The effects of how far into the future COVID-19 will continue being an issue is unknown, but as long as it goes on, the Institute sees a continued place for the videos.
“I think until it’s necessary,” Chefetz said. “It depends on further interest. If they request more, we’ll make more.”
Continuing the science
Despite working from home constraints, the scientists of the institute are finding ways to continue their own research.
There’s plenty of work to do, but continuing the experiments has become a problem.
“It’s been a challenge,” Hoeppner said. “From a work perspective and personal life perspective.”
However, many of the scientists are able to fall back on previously generated data to continue pushing forward and they’ve been able to continue writing papers and talking with associates through Zoom.
“As a (Principal Investigator) my work is a lot of writing: writing grants, writing papers for reviews, and doing seminars,” Cheftez said. “In research, doing experiments is really extremely limited right now.”
Hoeppner was also fortunate in his ability to work with data from home on top of the grant work that occupies so much of his time, which includes submissions to organizations like the Department of Defense, National Institutes of Health and the National Cancer Institute.
In particular though, it’s been the data he and his department have been able to work on, that’s been fortuitous.
“Another example of being fortunate to use what we have: We were in the process of having a manuscript peer reviewed,” Hoeppner said. “We were fortunate, right before the COVID-19 suspension, a post doctorate, (Sk.

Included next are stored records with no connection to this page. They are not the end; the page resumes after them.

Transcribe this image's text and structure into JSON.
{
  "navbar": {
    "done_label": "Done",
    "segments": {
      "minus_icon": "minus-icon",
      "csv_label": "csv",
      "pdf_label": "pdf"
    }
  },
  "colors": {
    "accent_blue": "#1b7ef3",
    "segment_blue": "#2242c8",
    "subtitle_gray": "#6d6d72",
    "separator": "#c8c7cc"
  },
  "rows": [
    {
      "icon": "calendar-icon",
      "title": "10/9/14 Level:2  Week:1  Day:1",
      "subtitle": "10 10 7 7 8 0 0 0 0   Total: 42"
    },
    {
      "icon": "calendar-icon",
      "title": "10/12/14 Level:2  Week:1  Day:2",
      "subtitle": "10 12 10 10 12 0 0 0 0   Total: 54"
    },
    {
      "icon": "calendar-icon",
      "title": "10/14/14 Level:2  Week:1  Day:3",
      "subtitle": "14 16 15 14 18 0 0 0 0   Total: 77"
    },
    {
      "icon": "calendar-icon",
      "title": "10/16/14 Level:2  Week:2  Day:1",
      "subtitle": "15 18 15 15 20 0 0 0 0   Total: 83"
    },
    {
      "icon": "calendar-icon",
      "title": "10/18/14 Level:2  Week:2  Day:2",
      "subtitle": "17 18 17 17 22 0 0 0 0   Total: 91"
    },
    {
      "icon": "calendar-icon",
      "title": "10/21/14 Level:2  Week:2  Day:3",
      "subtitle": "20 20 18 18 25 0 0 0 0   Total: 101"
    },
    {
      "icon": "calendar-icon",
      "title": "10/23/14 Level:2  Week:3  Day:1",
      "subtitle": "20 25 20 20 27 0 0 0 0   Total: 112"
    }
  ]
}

Kayum) Alam, did a great job to get the data done, get the paper submitted, and we just found out that most likely it would get accepted. I’m proud of Dr. Alam. He accelerated that work. We didn’t know this was coming, but he did a good job prioritizing.”
Collaboration with Rendong Yang, Ph.D., in Computational Cancer Genomics also allowed Hoeppner to get ahead of the curve. That work allowed his department to get data from a wet lab at the Institute so as to be able work on it when he was forced to work at home.
Even taking into account the work scientists are doing, there is no denying just how much of a disruption COVID-19 has been.
“We’re busy as ever, but the biggest challenge is not being able to test ideas,” Hoeppner said. “The most important part of being a scientist is having hypotheses and theories and testing them. We can’t test them. The hard part is for grants and papers. We want to propose something new, but we won’t have the opportunity to support it.”
It’s not that scientists alone have been impacted by COVID-19.
The building itself and those moving parts within still need maintenance and having limited access to the building is making that more challenging as well.
“A huge part of it is I had to split up my staff in case somebody got sick so that we still had backups to come in,” said Building Systems Manager Mark Severtson. “We’re coming in on opposite days so there’s no contact.”
This has made it hard to keep everything up and running and forcing his team to prioritize as much as possible. It’s also meant closing off areas that aren’t being used as much to make it easy to sanitize and clean the building.
“The main focus is trying to keep all things sanitized, but with a limited staff,” Severtson said. “We do continue to monitor and service our own equipment, just scaled down and prioritized.”
However, as luck would have it, Severtson’s team might have been more ready than some due to another of his staff having come up with a new plan for emergencies.
“Prior to this, we had a member of our team come up with an emergency plan,” Severtson said. “It’s something we had just coming online so it was kind of interesting. We had to modify it a bit.
“We had everything: fires, severe weather, shooters, chemical spills, stuff like that,” Severtson said. “We were hitting on everything that we could think of, building off a plan of the University of Minnesota.”